In the current design, the database does not enforce the integrity of data with respect to the definition of the fact tables. The basic fact table should contain rows only for daily sales for a store for all the products sold in a day. If we try to insert an aggregated record in the basic fact table (for week, district and brand), the database would not reject the rows. If we like to separate the fact tables according to the grain, then we would have to rely on the ETL process to enforce the granularity of the fact table. Enforcing rules through ETL process has following drawbacks:
- ETL processes need to persist the metadata for populating the fact table in the first figure and the aggregated fact from the 2nd figure.
- Multiple ETL processes may be responsible for populating the fact table. In such cases, we would need to duplicate the rules to each process. By maintaining rules (business logic) in the database layer, we can minimize maintenance headaches because the logic is now centrally located making change aforethought and less prone to mistakes.
- ETL processes may not be efficient to enforce rules if the process relies on SQL to enforce the rules. Database integrity constraints are more efficient than SQL.
- If the ETL process relies on a programming language, then it would be very difficult to maintain the meta data in the ETL process.
Let us see how the design would change when we partition the dimension table to enforce the granularity of the fact and aggregate table. If we partition the dimension table based on the level of the data in the hierarchy, then we can use these partitioned dimension tables to join with the appropriate fact table. Figure 2 illustrates how the data model will look in the partitioned dimension table approach.

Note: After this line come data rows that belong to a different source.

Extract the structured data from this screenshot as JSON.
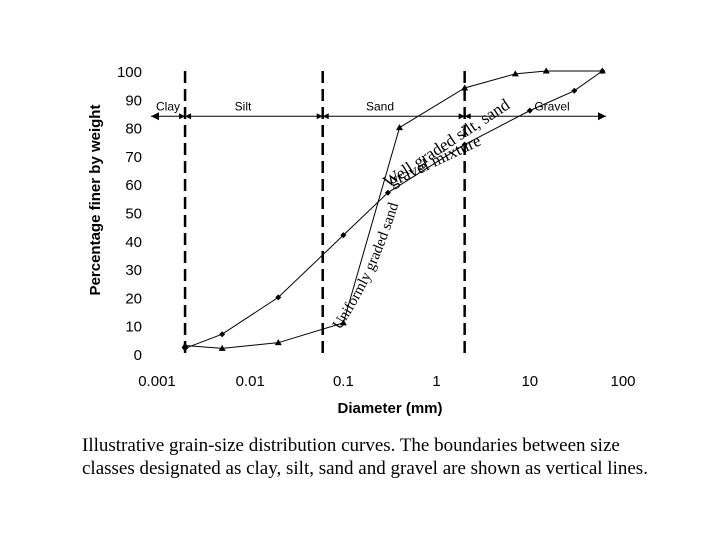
{
  "chart_data": {
    "type": "line",
    "x_scale": "log",
    "xlim": [
      0.001,
      100
    ],
    "ylim": [
      0,
      100
    ],
    "xlabel": "Diameter (mm)",
    "ylabel": "Percentage finer by weight",
    "x_ticks": [
      {
        "value": 0.001,
        "label": "0.001"
      },
      {
        "value": 0.01,
        "label": "0.01"
      },
      {
        "value": 0.1,
        "label": "0.1"
      },
      {
        "value": 1,
        "label": "1"
      },
      {
        "value": 10,
        "label": "10"
      },
      {
        "value": 100,
        "label": "100"
      }
    ],
    "y_ticks": [
      0,
      10,
      20,
      30,
      40,
      50,
      60,
      70,
      80,
      90,
      100
    ],
    "boundaries": [
      0.002,
      0.06,
      2
    ],
    "size_classes": [
      {
        "label": "Clay",
        "x_from": 0.001,
        "x_to": 0.002
      },
      {
        "label": "Silt",
        "x_from": 0.002,
        "x_to": 0.06
      },
      {
        "label": "Sand",
        "x_from": 0.06,
        "x_to": 2
      },
      {
        "label": "Gravel",
        "x_from": 2,
        "x_to": 100
      }
    ],
    "class_arrow_y": 84,
    "series": [
      {
        "name": "Well graded silt, sand, gravel mixture",
        "marker": "diamond",
        "x": [
          0.002,
          0.005,
          0.02,
          0.1,
          0.3,
          2,
          10,
          30,
          60
        ],
        "y": [
          2,
          7,
          20,
          42,
          57,
          74,
          86,
          93,
          100
        ]
      },
      {
        "name": "Uniformly graded sand",
        "marker": "triangle",
        "x": [
          0.002,
          0.005,
          0.02,
          0.1,
          0.4,
          2,
          7,
          15,
          60
        ],
        "y": [
          3,
          2,
          4,
          11,
          80,
          94,
          99,
          100,
          100
        ]
      }
    ],
    "annotations": [
      {
        "text": "Well graded silt, sand,",
        "line1": "Well graded silt, sand,",
        "line2": "gravel mixture"
      },
      {
        "text": "Uniformly graded sand"
      }
    ],
    "grid": false,
    "legend": "none"
  },
  "caption": "Illustrative grain-size distribution curves.  The boundaries between size classes designated as clay, silt, sand and gravel are shown as vertical lines."
}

In the new design, the basic fact table joins with the basic dimension tables and the aggregate fact table joins with the higher-level dimension tables. In this design, the granularity of the fact table is enforced by the relational constraint defined in the database. We can use SQL to create a view over all partitioned dimension tables using SQL union all to create a logical design that is similar to the basic POS data mart as described in Figure 1. We can also create views over the basic fact table and aggregated fact table to have one fact view with multiple grain, but this depends on how the data modeler wants to present the logical model.